With all of this in mind, let me think a bit about whether or not to support this behavior and add a highlightBlock() equivalent in highlight.php.

Would be good if we can leave the DOMDocument stuff from this.

Here are some specs:

Case 1

Before

abcd <a>"efgh"</a> ijk

After

abcd <a><span class="hljs-string">"efgh"</span></a> ijk

or:

abcd <span class="hljs-string"><a>"efgh"</a></span> ijk

Case 2

Before

ab<a>cd "ef</a>gh" ijk

After

ab<a>cd </a><span class="hljs-string"><a>"ef</a>gh"</span> ijk

or:

ab<a>cd <span class="hljs-string">"ef</span></a><span class="hljs-string">gh"</span> ijk
allejo commented 4 years ago

Maybe this behaviour can be resolved by detecting whether the input is already escaped or not to tell the parser to escape input before proccessing it or not (or simply add an option to disable auto-escape the input). But as this project really depends on the highlight.js specification then I can’t do anything.

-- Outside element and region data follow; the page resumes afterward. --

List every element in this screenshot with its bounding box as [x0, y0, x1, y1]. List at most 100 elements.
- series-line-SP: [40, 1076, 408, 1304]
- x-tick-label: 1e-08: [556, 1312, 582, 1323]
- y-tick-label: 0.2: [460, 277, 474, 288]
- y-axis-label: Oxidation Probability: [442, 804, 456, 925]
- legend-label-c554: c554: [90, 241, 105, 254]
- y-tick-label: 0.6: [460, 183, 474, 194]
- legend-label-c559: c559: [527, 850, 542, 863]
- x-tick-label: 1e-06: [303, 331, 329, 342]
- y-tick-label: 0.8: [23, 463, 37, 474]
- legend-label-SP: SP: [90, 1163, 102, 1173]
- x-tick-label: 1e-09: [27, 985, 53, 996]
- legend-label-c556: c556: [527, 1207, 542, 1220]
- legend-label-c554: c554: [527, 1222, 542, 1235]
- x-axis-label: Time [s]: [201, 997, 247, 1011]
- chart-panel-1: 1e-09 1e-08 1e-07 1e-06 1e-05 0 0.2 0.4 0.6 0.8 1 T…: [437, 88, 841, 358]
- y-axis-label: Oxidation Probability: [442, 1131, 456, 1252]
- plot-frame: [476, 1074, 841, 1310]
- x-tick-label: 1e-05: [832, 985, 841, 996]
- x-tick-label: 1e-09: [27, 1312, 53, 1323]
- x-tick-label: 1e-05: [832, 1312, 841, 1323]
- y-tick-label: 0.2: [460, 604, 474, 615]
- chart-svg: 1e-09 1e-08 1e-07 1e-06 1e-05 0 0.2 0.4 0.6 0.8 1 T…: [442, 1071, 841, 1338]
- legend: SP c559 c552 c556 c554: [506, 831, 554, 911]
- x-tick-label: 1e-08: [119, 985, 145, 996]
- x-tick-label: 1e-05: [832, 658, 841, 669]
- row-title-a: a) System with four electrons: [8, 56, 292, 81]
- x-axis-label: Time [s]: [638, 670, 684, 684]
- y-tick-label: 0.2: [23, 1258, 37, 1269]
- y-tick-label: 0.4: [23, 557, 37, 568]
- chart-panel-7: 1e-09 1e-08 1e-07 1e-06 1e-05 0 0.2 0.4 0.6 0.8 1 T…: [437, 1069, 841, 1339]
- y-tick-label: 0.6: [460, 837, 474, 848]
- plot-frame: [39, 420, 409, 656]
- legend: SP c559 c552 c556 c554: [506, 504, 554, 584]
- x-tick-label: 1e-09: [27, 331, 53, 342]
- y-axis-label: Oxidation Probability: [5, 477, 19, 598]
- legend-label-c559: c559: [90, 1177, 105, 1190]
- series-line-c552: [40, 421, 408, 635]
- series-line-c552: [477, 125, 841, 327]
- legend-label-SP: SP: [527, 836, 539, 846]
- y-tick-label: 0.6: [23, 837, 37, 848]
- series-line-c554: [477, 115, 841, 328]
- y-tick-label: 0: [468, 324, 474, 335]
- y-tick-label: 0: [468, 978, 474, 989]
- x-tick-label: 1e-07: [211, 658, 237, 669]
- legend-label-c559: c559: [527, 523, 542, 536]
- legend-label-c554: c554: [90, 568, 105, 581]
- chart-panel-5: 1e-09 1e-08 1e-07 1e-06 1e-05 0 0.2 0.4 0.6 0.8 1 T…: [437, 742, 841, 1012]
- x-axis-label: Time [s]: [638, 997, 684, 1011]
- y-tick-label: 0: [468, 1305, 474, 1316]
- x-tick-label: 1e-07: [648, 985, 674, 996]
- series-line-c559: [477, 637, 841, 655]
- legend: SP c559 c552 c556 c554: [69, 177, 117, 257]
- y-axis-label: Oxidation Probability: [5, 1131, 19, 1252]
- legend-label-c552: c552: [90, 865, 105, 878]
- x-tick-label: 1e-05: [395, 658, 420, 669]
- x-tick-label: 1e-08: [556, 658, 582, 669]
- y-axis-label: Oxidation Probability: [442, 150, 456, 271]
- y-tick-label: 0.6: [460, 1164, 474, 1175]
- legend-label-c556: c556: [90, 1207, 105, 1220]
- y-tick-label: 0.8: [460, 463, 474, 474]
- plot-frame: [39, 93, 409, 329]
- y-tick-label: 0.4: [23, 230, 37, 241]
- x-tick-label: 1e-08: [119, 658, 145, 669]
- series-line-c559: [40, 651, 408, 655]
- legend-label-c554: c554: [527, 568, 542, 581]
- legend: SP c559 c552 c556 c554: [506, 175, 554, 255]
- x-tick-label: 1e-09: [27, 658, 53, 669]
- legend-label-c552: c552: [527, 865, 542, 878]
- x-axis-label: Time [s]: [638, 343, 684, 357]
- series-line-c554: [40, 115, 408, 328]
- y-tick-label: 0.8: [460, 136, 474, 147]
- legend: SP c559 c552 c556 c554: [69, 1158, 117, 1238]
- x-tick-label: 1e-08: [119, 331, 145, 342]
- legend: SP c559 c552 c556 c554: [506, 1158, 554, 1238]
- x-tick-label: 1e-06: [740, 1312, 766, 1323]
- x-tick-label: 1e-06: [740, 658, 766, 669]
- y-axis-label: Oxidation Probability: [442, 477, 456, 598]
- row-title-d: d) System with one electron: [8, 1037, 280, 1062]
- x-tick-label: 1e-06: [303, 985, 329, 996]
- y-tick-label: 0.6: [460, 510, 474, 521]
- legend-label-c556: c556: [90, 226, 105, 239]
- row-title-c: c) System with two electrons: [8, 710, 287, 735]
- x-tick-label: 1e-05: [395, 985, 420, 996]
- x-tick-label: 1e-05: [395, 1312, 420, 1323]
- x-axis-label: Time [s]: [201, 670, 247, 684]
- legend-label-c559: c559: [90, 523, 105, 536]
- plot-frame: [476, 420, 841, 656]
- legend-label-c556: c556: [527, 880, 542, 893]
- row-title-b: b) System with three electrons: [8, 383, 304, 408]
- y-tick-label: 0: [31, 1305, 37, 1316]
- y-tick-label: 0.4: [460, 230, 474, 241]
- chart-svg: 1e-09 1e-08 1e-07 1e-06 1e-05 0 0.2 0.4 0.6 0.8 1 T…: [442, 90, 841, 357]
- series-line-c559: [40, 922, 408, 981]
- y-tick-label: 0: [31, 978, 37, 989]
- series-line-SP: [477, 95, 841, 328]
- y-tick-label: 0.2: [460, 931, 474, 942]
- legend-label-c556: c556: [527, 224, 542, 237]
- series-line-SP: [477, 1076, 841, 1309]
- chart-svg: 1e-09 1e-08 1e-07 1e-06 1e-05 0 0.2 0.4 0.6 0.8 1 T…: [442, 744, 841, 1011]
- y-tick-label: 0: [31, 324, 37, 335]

It's not that escaping is the problem, it's how to handle an entirely different language during the highlighting process. Let's take a language with generics (TypeScript) as an example:

function doSomething<T>(arg: T, accuracy: number) {}

Because highlight.js works in the browser with a DOM, you can have actual HTML elements in the mix but if you're using highlight.js via Node, you can't easily.

Let's say you want to highlight "doSomething" in this example. You have two options:

Without escaping

function <mark>doSomething</mark><T>(arg: T, accuracy: number) {}

With escaping

function &lt;mark&gt;doSomething&lt;/mark&gt;<T>(arg: T, accuracy: number) {}

Regardless of whether or not you escape the incoming text, that won't change the fact that our highlighter will not know how to handle mark when told to highlight this code snippet as typescript.

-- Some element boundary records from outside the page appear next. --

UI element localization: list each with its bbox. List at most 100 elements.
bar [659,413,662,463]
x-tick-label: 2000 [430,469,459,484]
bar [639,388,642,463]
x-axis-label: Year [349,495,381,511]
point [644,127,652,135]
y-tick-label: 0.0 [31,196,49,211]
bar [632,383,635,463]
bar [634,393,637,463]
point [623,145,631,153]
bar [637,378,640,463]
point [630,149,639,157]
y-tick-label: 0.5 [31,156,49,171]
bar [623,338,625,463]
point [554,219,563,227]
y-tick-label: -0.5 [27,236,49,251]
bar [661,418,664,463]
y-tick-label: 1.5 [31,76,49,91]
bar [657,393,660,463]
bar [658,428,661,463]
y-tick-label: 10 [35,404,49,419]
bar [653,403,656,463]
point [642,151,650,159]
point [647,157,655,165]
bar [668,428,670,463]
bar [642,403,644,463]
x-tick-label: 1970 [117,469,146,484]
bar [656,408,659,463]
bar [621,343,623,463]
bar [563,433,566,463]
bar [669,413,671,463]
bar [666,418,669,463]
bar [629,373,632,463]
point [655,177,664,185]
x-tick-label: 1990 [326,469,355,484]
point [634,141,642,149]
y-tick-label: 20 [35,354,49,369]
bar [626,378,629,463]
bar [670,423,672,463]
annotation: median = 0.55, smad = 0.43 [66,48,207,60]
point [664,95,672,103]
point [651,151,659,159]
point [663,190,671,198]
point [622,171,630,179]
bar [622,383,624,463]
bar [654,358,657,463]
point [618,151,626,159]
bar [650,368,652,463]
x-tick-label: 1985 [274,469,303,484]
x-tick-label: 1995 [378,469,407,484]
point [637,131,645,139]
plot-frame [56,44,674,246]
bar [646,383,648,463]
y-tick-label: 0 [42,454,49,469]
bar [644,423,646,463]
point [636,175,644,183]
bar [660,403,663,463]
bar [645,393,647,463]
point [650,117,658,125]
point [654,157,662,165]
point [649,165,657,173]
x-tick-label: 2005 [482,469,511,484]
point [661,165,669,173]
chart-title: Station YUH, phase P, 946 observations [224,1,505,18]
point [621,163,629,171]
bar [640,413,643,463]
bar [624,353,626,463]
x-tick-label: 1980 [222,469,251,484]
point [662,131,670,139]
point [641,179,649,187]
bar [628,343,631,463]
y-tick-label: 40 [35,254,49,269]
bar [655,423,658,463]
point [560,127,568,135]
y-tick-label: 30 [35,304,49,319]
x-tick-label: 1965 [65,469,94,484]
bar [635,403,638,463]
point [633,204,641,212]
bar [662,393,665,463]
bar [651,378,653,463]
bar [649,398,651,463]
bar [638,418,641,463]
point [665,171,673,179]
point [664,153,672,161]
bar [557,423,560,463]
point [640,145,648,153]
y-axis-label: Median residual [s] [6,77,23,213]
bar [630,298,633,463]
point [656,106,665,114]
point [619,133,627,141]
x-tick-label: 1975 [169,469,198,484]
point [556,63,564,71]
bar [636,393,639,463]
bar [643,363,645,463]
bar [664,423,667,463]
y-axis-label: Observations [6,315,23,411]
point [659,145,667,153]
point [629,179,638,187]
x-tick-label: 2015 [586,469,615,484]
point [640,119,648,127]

highlight() both in JS and PHP only accept strings and don't have an understanding of DOM nodes. My understanding is when using something like highlightBlock, DOM nodes are taken into account.

This is why I feel a pre+post-processor would be needed so whenever highlight() is called, it's only highlighting valid TypeScript code (like in the example above). The pre-processor would remove the custom HTML and the post-processor would reinsert it. This is why if anything, it'd belong as a utility because this isn't "core highlight.js behavior" and it'd introduce a performance hit since we're now parsing a DOM. So just like splitting into lines, this performance hit would need to be "opt-in" for users.

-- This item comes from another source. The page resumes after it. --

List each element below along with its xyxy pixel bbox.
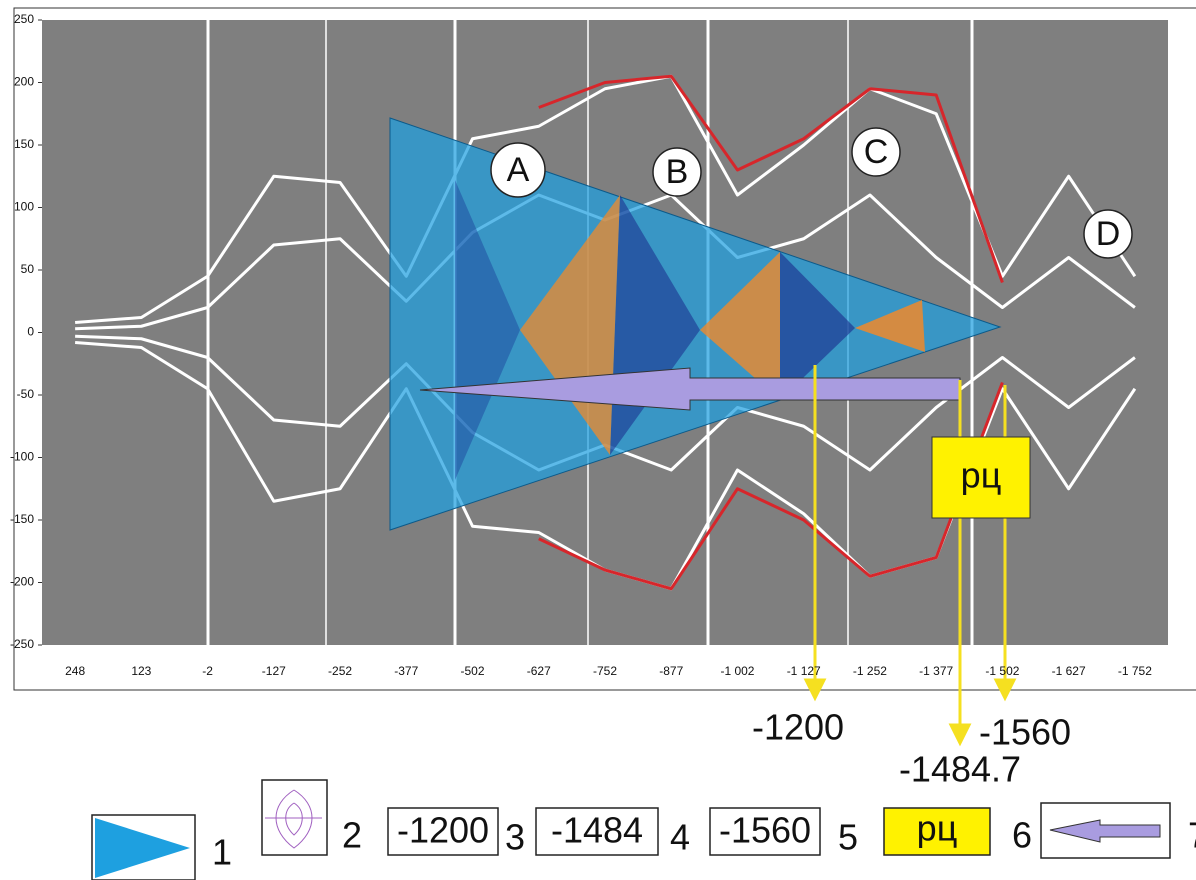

taufik-nurrohman commented 4 years ago

Just got an idea. For the preprocessor, I can store the HTML tag match offset using preg_split() and PREG_SPLIT_OFFSET_CAPTURE flag. In the process, I can remove the HTML tags, after process, I can then restore back the splitted HTML tags based on its captured offset data using certain method.

$tokens = preg_split('/(<[^>]+>)/', $input, null, PREG_SPLIT_DELIM_CAPTURE | PREG_SPLIT_OFFSET_CAPTURE);
$out = $hl->highlight('html', strip_tags($input));

$out->value = post_process($out->value, $tokens);
// Etc.
allejo commented 4 years ago

Sure that could possibly work. Just make sure you take into consideration that your offsets will be different from the original source code since highlight() will return all the extra span tags.

allejo commented 4 years ago

After thinking about this further, I'm unable to come up with a solution that would work robustly across multiple languages and scenarios. Right now, both highlight.js and highlight.php take in unescaped code (e.g. HTML, XML, languages with generics) and will auto-escape them during the highlighting process and return valid HTML. I feel like introducing a function like highlightBlock to highlight.php would introduce confusion on how to give code as a parameter (escaped or unescaped), what markup would allow for highlighting lines (e.g. should it be XML?), how to add links inside of code, etc. It's unreliable to parse HTML/XML with regular expressiones, so while it may work in your use case, it won't guarantee it'll work in others.

I'm open to revisiting this topic if someone has a robust way of handling this problem and including it in the HighlightUtilities namespace. Until then, I'll close this issue as "won't fix" and leave my suggestion as: implement this functionality in your projects on top of highlight.php with a pre+post-processor.